« Heureux qui, comme Ulysse, a fait un beau voyage… »
L’auteur de ces vers, qui inspira une chanson à Brassens, serait-il le mystérieux cavalier enterré dans l’un des deux sarcophages en plomb découvert à Notre-Dame-de Paris l’an dernier ? C’est l’hypothèse d’Eric Crubézy, médecin et professeur d’anthropobiologie à l’université Paul-Sabatier, à Toulouse. Car, pour lui qui l’étudie depuis son exhumation, le squelette est bel et bien celui du poète de la Renaissance Joachim du Bellay. Une conviction acquise sur la base de l’âge de son décès, entre 30 et 40 ans ; de ses pathologies, tuberculose osseuse et méningite chronique ; et de la biographie du poète, neveu de Jean Du Bellay, l’ancien évêque de Paris. La probabilité statistique est donc forte… même si elle reste une probabilité !
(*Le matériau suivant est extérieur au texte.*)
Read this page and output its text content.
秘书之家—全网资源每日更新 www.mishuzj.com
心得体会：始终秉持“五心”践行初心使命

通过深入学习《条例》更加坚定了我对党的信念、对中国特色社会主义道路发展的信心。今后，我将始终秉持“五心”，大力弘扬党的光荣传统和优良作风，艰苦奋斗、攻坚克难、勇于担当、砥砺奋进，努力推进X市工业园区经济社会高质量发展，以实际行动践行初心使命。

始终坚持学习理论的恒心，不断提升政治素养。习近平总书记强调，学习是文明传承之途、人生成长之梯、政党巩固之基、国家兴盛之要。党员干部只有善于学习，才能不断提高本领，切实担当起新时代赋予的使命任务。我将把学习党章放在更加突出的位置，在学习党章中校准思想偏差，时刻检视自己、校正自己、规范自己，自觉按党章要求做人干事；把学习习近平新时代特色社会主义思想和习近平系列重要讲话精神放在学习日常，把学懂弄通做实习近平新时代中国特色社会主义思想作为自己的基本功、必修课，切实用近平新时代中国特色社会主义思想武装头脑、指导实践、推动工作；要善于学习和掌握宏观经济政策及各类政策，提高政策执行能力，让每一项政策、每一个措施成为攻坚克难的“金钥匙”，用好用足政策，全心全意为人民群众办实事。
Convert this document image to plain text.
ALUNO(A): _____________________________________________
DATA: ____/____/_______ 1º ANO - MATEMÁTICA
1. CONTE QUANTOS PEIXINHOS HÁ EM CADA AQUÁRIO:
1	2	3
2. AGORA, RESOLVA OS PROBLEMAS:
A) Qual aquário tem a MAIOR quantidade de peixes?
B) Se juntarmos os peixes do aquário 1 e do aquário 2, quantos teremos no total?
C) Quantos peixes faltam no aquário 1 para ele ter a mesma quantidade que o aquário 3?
C’est la découverte la plus spectaculaire, ou la plus médiatisée, des recherches menées à Notre-Dame après l’incendie d’avril 2019. Mais elle est loin d’être la seule. L’Institut national de recherches archéologiques préventives, l’Inrap, vient d’ailleurs de présenter les principaux résultats des 14 campagnes de fouilles menées depuis 5 ans par une cinquantaine d’archéologues et spécialistes.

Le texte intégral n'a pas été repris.